Asylum System Reform
Advocating for a fair, transparent and efficient asylum process that respects the dignity of asylum seekers and their families.
JRS Ireland works to bring about positive structural changes to the asylum system that directly benefit persons in need of protection.
It is widely accepted that the Irish asylum system has historically been ‘not fit for purpose’ with applicants spending years in the system with no end in sight.
JRS Ireland advocated for years that the root problem was the fractured and unwieldy structure of the asylum determination process which led to a situation where a significant number of asylum seekers waited excessive periods of time with their lives effectively on hold.
The significant constraints relating to work, income and education that asylum seekers must endure whilst residing in Direct Provision are exacerbated by delay.
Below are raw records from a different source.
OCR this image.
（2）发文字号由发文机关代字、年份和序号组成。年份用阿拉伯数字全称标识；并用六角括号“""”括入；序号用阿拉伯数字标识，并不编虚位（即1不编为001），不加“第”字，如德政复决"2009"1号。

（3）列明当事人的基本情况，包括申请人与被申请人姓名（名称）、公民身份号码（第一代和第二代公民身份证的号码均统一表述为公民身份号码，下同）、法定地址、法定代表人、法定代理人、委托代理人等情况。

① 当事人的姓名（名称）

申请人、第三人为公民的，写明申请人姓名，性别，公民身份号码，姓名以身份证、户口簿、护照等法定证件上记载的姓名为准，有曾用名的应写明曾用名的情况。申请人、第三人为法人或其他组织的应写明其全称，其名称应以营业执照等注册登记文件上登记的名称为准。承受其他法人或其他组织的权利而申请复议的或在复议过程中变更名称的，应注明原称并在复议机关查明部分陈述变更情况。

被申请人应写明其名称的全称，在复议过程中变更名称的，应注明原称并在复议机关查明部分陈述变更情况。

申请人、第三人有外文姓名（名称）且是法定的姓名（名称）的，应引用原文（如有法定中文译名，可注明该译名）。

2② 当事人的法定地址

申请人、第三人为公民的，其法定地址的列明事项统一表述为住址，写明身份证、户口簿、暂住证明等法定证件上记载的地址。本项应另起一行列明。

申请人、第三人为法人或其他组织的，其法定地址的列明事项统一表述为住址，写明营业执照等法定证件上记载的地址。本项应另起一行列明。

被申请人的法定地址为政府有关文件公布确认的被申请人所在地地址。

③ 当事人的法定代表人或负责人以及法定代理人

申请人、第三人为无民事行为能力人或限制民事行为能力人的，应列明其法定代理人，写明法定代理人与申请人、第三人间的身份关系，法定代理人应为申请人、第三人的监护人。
Prolonged periods of residence can result in significant human costs, impacting on physical and mental health, on skills and training, family relationships and the ability of asylum seekers to participate in society.
Life in Direct Provision, a system which may have merit as a form of short-term secure accommodation, effectively becomes inhumane and cruel if it has to be endured on a long-term basis. In the experience of JRS Ireland, the length of time people have to spend in the Direct Provision system is the single greatest challenge to our mission to accompany, serve and advocate for the cause of the forcibly displaced.
However, reform of the system is possible.
In June 2015, the Working Group on the Protection Process published its final report (McMahon Report), which set out 173 recommendations for improvements to the asylum determination process, living conditions in Direct Provision and supports for asylum seekers.
Since the publication of the McMahon Report, there has been considerable progress in resolving the situation of the more than 2,000 persons who were in the system continuously for 5 or more years.
However, the implementation of key recommendations relating to living conditions and supports, has been uneven and considerably slower. Recommendations relating to cooking facilities and additional living space for families remained largely unimplemented until early 2017 and the increases in the Direct Provision weekly allowance fell far short of Working Group proposals. The Government also initially rejected the Working Group recommendation that protection applicants should be able to access the labour market if certain conditions were met. Progress is expected in 2018-2019 with the development and implementation of standards for the system of Direct Provision.
JRS Ireland continues to advocate for the full implementation of the McMahon Report to ensure respect for the dignity of all persons in need of protection.